Ritual Air Kehidupan Warnai Kunjungan Rombongan PWI ke Gunung Padang

Ritual Air Kehidupan Warnai Kunjungan Rombongan PWI ke Gunung Padang
Kepala Juru Pelihara Gunung Padang, Nanang Sukmana tengah membantu pengunjung untuk membasuh diri (Dok Askara)

ASKARA - Selain dikenal sebagai situs megalitikum terbesar di Indonesia, Gunung Padang di Kabupaten Cianjur juga menyimpan sejumlah tradisi yang masih dijaga hingga kini. Salah satunya adalah anjuran bagi setiap pengunjung untuk singgah di sumber mata air sebelum atau sesudah memasuki kawasan situs.

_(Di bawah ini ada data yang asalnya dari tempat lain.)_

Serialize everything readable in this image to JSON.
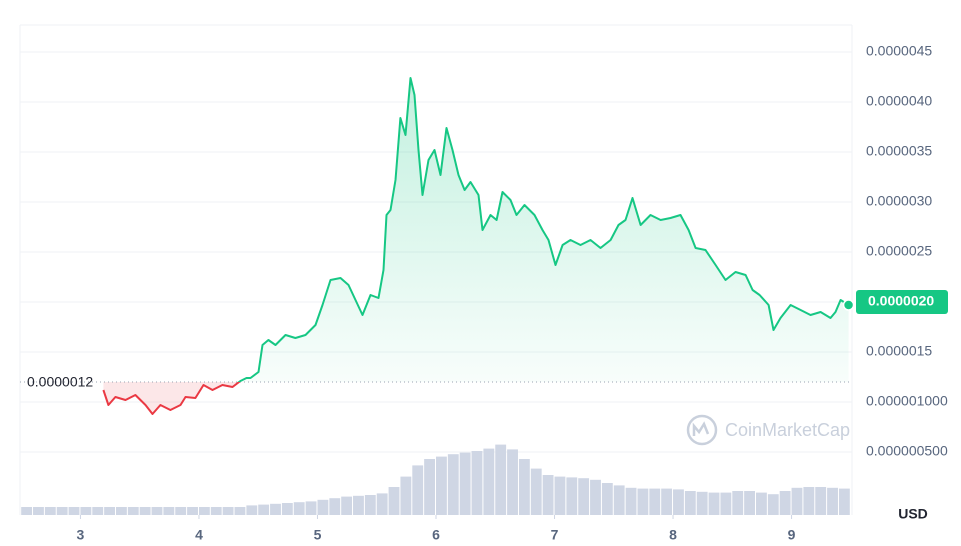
{
  "chart_data": {
    "type": "line",
    "xlim": [
      2.49,
      9.51
    ],
    "xticks": [
      3,
      4,
      5,
      6,
      7,
      8,
      9
    ],
    "ylim": [
      0,
      4.77e-06
    ],
    "yticks": [
      {
        "value": 4.5e-06,
        "label": "0.0000045"
      },
      {
        "value": 4e-06,
        "label": "0.0000040"
      },
      {
        "value": 3.5e-06,
        "label": "0.0000035"
      },
      {
        "value": 3e-06,
        "label": "0.0000030"
      },
      {
        "value": 2.5e-06,
        "label": "0.0000025"
      },
      {
        "value": 2e-06,
        "label": "0.0000020"
      },
      {
        "value": 1.5e-06,
        "label": "0.0000015"
      },
      {
        "value": 1e-06,
        "label": "0.000001000"
      },
      {
        "value": 5e-07,
        "label": "0.000000500"
      }
    ],
    "grid": true,
    "currency": "USD",
    "reference_value": 1.2e-06,
    "reference_label": "0.0000012",
    "last_price": 2e-06,
    "last_price_label": "0.0000020",
    "watermark": "CoinMarketCap",
    "up_color": "#16c784",
    "down_color": "#ea3943",
    "series": [
      {
        "color": "#16c784",
        "x": [
          3.194,
          3.236,
          3.295,
          3.38,
          3.464,
          3.549,
          3.608,
          3.675,
          3.759,
          3.844,
          3.886,
          3.97,
          4.038,
          4.114,
          4.198,
          4.283,
          4.35,
          4.401,
          4.435,
          4.502,
          4.536,
          4.586,
          4.646,
          4.73,
          4.814,
          4.899,
          4.983,
          5.042,
          5.11,
          5.194,
          5.262,
          5.321,
          5.38,
          5.447,
          5.515,
          5.557,
          5.582,
          5.616,
          5.658,
          5.7,
          5.743,
          5.785,
          5.819,
          5.852,
          5.886,
          5.937,
          5.987,
          6.038,
          6.089,
          6.139,
          6.19,
          6.241,
          6.291,
          6.359,
          6.392,
          6.46,
          6.511,
          6.561,
          6.629,
          6.679,
          6.747,
          6.831,
          6.899,
          6.949,
          7.008,
          7.068,
          7.135,
          7.219,
          7.304,
          7.388,
          7.473,
          7.54,
          7.599,
          7.658,
          7.726,
          7.81,
          7.895,
          7.979,
          8.063,
          8.131,
          8.19,
          8.274,
          8.359,
          8.443,
          8.527,
          8.612,
          8.671,
          8.73,
          8.806,
          8.848,
          8.907,
          8.992,
          9.076,
          9.16,
          9.245,
          9.329,
          9.371,
          9.414,
          9.481
        ],
        "values": [
          1.12e-06,
          9.7e-07,
          1.05e-06,
          1.02e-06,
          1.07e-06,
          9.7e-07,
          8.8e-07,
          9.7e-07,
          9.2e-07,
          9.7e-07,
          1.05e-06,
          1.04e-06,
          1.17e-06,
          1.12e-06,
          1.17e-06,
          1.15e-06,
          1.21e-06,
          1.24e-06,
          1.24e-06,
          1.3e-06,
          1.57e-06,
          1.62e-06,
          1.57e-06,
          1.67e-06,
          1.64e-06,
          1.67e-06,
          1.77e-06,
          1.97e-06,
          2.22e-06,
          2.24e-06,
          2.17e-06,
          2.02e-06,
          1.87e-06,
          2.07e-06,
          2.04e-06,
          2.32e-06,
          2.87e-06,
          2.92e-06,
          3.22e-06,
          3.84e-06,
          3.67e-06,
          4.24e-06,
          4.07e-06,
          3.52e-06,
          3.07e-06,
          3.42e-06,
          3.52e-06,
          3.27e-06,
          3.74e-06,
          3.52e-06,
          3.27e-06,
          3.12e-06,
          3.2e-06,
          3.07e-06,
          2.72e-06,
          2.87e-06,
          2.82e-06,
          3.1e-06,
          3.02e-06,
          2.87e-06,
          2.97e-06,
          2.87e-06,
          2.72e-06,
          2.62e-06,
          2.37e-06,
          2.57e-06,
          2.62e-06,
          2.57e-06,
          2.62e-06,
          2.54e-06,
          2.62e-06,
          2.77e-06,
          2.82e-06,
          3.04e-06,
          2.77e-06,
          2.87e-06,
          2.82e-06,
          2.84e-06,
          2.87e-06,
          2.72e-06,
          2.54e-06,
          2.52e-06,
          2.37e-06,
          2.22e-06,
          2.3e-06,
          2.27e-06,
          2.12e-06,
          2.07e-06,
          1.97e-06,
          1.72e-06,
          1.84e-06,
          1.97e-06,
          1.92e-06,
          1.87e-06,
          1.9e-06,
          1.84e-06,
          1.9e-06,
          2.02e-06,
          1.97e-06
        ]
      }
    ],
    "volume": {
      "color": "#cfd6e4",
      "y2lim": [
        0,
        100
      ],
      "x": [
        2.5,
        2.6,
        2.7,
        2.8,
        2.9,
        3.0,
        3.1,
        3.2,
        3.3,
        3.4,
        3.5,
        3.6,
        3.7,
        3.8,
        3.9,
        4.0,
        4.1,
        4.2,
        4.3,
        4.4,
        4.5,
        4.6,
        4.7,
        4.8,
        4.9,
        5.0,
        5.1,
        5.2,
        5.3,
        5.4,
        5.5,
        5.6,
        5.7,
        5.8,
        5.9,
        6.0,
        6.1,
        6.2,
        6.3,
        6.4,
        6.5,
        6.6,
        6.7,
        6.8,
        6.9,
        7.0,
        7.1,
        7.2,
        7.3,
        7.4,
        7.5,
        7.6,
        7.7,
        7.8,
        7.9,
        8.0,
        8.1,
        8.2,
        8.3,
        8.4,
        8.5,
        8.6,
        8.7,
        8.8,
        8.9,
        9.0,
        9.1,
        9.2,
        9.3,
        9.4
      ],
      "values": [
        10,
        10,
        10,
        10,
        10,
        10,
        10,
        10,
        10,
        10,
        10,
        10,
        10,
        10,
        10,
        10,
        10,
        10,
        10,
        12,
        13,
        14,
        15,
        16,
        17,
        19,
        21,
        23,
        24,
        25,
        27,
        35,
        48,
        62,
        70,
        73,
        76,
        78,
        80,
        83,
        88,
        82,
        70,
        58,
        50,
        48,
        47,
        46,
        44,
        40,
        37,
        34,
        33,
        33,
        33,
        32,
        30,
        29,
        28,
        28,
        30,
        30,
        28,
        26,
        30,
        34,
        35,
        35,
        34,
        33
      ]
    }
  }
}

Tradisi tersebut turut dijalani rombongan Persatuan Wartawan Indonesia (PWI) Jaya dan PWI Pusat saat berkunjung ke Gunung Padang pada Senin (29/6/2026) malam.

Didampingi Kepala Juru Pelihara Gunung Padang, Nanang Sukmana, para peserta diajak mendatangi sumber mata air yang berada di kawasan situs. Di tempat itu, mereka membasuh wajah dan tangan menggunakan air pegunungan yang jernih sebagai bagian dari tradisi yang telah lama dikenal oleh masyarakat setempat.

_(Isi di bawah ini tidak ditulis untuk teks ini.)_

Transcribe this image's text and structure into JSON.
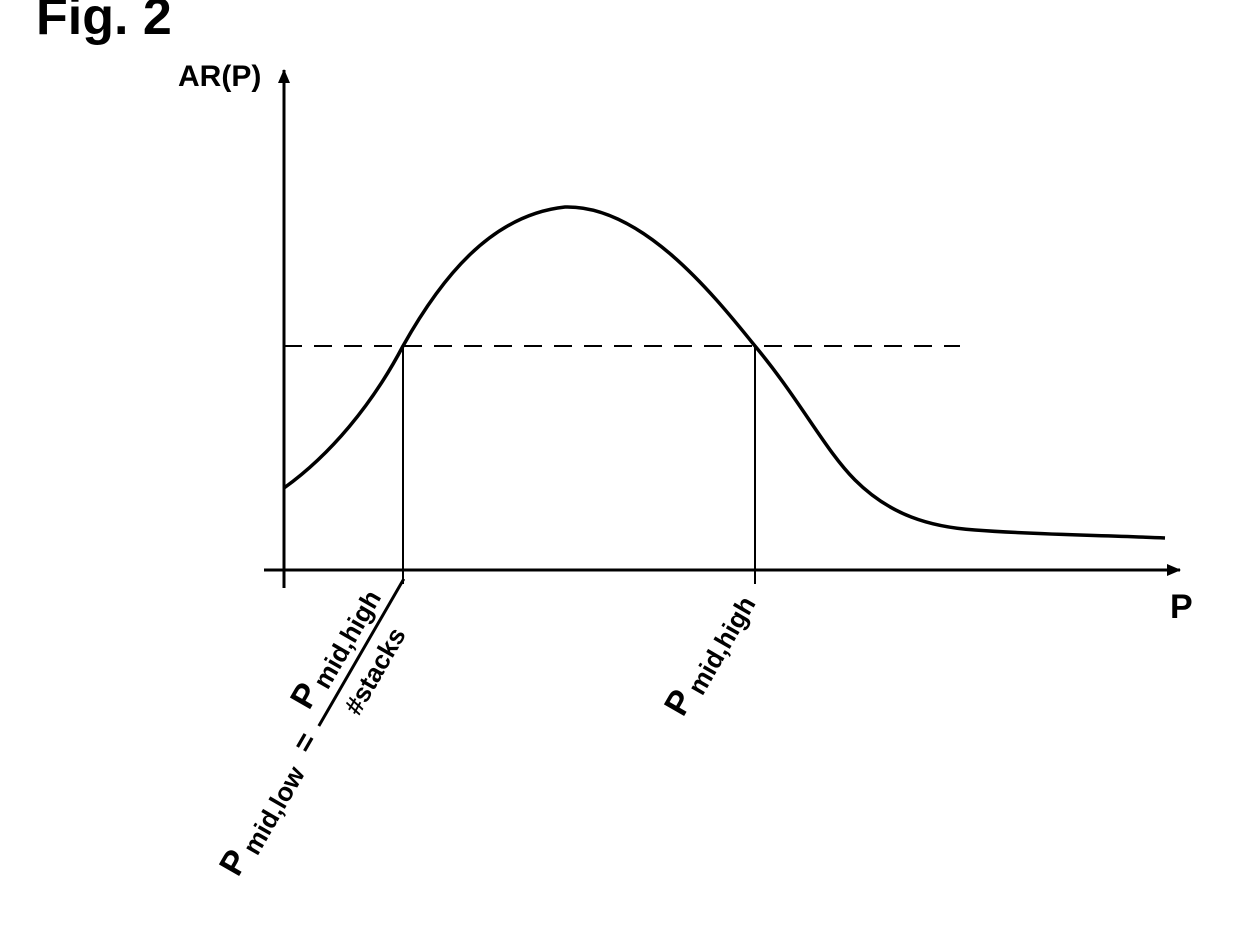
{
  "figure": {
    "title": "Fig. 2",
    "y_axis_label": "AR(P)",
    "x_axis_label": "P",
    "markers": {
      "low": {
        "symbol": "P",
        "subscript": "mid,low",
        "equals": "=",
        "numerator_symbol": "P",
        "numerator_subscript": "mid,high",
        "denominator": "#stacks"
      },
      "high": {
        "symbol": "P",
        "subscript": "mid,high"
      }
    },
    "colors": {
      "ink": "#000000",
      "background": "#ffffff"
    }
  }
}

Rombongan PWI dipimpin Bendahara PWI Jaya, Dar Edi Yoga, bersama sejumlah peserta, antara lain Anrico Pasaribu, Rudolf Simbolon, Raldy Doy, Toni Bramantoro, praktisi spiritual Cahaya Adi Wibowo, Wahyu, serta peserta lainnya yang datang untuk menikmati keindahan alam sekaligus memahami nilai sejarah dan budaya Gunung Padang.

Menurut Nanang Sukmana, ritual di sumber mata air bukanlah kewajiban ataupun bagian dari tata cara keagamaan tertentu. Tradisi tersebut lebih dimaknai sebagai simbol penyucian diri, penghormatan kepada alam, serta ajakan agar setiap pengunjung memasuki kawasan situs dengan hati yang tenang dan penuh rasa hormat.

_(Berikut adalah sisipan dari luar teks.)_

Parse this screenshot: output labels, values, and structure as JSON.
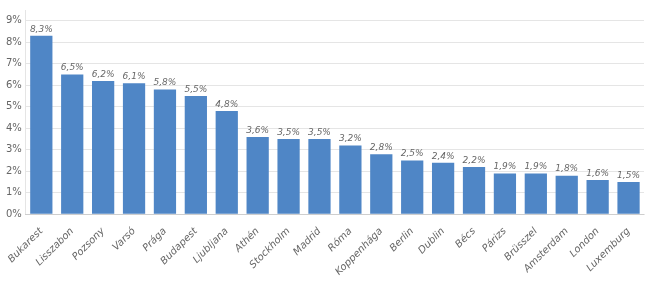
{
  "chart_data": {
    "type": "bar",
    "categories": [
      "Bukarest",
      "Lisszabon",
      "Pozsony",
      "Varsó",
      "Prága",
      "Budapest",
      "Ljubljana",
      "Athén",
      "Stockholm",
      "Madrid",
      "Róma",
      "Koppenhága",
      "Berlin",
      "Dublin",
      "Bécs",
      "Párizs",
      "Brüsszel",
      "Amsterdam",
      "London",
      "Luxemburg"
    ],
    "values": [
      8.3,
      6.5,
      6.2,
      6.1,
      5.8,
      5.5,
      4.8,
      3.6,
      3.5,
      3.5,
      3.2,
      2.8,
      2.5,
      2.4,
      2.2,
      1.9,
      1.9,
      1.8,
      1.6,
      1.5
    ],
    "value_labels": [
      "8,3%",
      "6,5%",
      "6,2%",
      "6,1%",
      "5,8%",
      "5,5%",
      "4,8%",
      "3,6%",
      "3,5%",
      "3,5%",
      "3,2%",
      "2,8%",
      "2,5%",
      "2,4%",
      "2,2%",
      "1,9%",
      "1,9%",
      "1,8%",
      "1,6%",
      "1,5%"
    ],
    "color": "#4f86c6",
    "ylim": [
      0,
      9.5
    ],
    "yticks": [
      {
        "value": 0,
        "label": "0%"
      },
      {
        "value": 1,
        "label": "1%"
      },
      {
        "value": 2,
        "label": "2%"
      },
      {
        "value": 3,
        "label": "3%"
      },
      {
        "value": 4,
        "label": "4%"
      },
      {
        "value": 5,
        "label": "5%"
      },
      {
        "value": 6,
        "label": "6%"
      },
      {
        "value": 7,
        "label": "7%"
      },
      {
        "value": 8,
        "label": "8%"
      },
      {
        "value": 9,
        "label": "9%"
      }
    ],
    "grid": true,
    "data_labels": true
  }
}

"Air menjadi lambang kehidupan. Membasuh diri di sini dimaknai sebagai upaya membersihkan pikiran dan niat sebelum menikmati nilai sejarah dan budaya yang ada di Gunung Padang," jelas Nanang.

Rombongan PWI mengikuti prosesi tersebut dengan penuh khidmat. Bagi sebagian peserta, pengalaman itu menjadi momen untuk berhenti sejenak dari kesibukan, mengheningkan cipta, sekaligus mensyukuri karunia alam yang masih terjaga.

Bendahara PWI Jaya, Dar Edi Yoga, yang telah puluhan kali mengunjungi Gunung Padang sejak pertama kali datang pada 15 Maret 2012, mengatakan setiap kunjungan selalu memberikan pengalaman yang berbeda.

"Tradisi di sumber mata air ini mengingatkan kita agar datang dengan kerendahan hati. Yang terpenting bukan ritualnya, tetapi bagaimana kita menghargai alam, sejarah, dan menjaga sikap selama berada di tempat yang memiliki nilai budaya tinggi," ujarnya, Selasa (30/6).

Usai dari sumber mata air, rombongan melanjutkan perjalanan menyusuri lima teras Gunung Padang hingga dini hari. Di bawah cahaya bulan purnama, perjalanan itu menjadi pengalaman yang memadukan wisata sejarah, refleksi diri, dan penghormatan terhadap kearifan lokal yang telah diwariskan turun-temurun.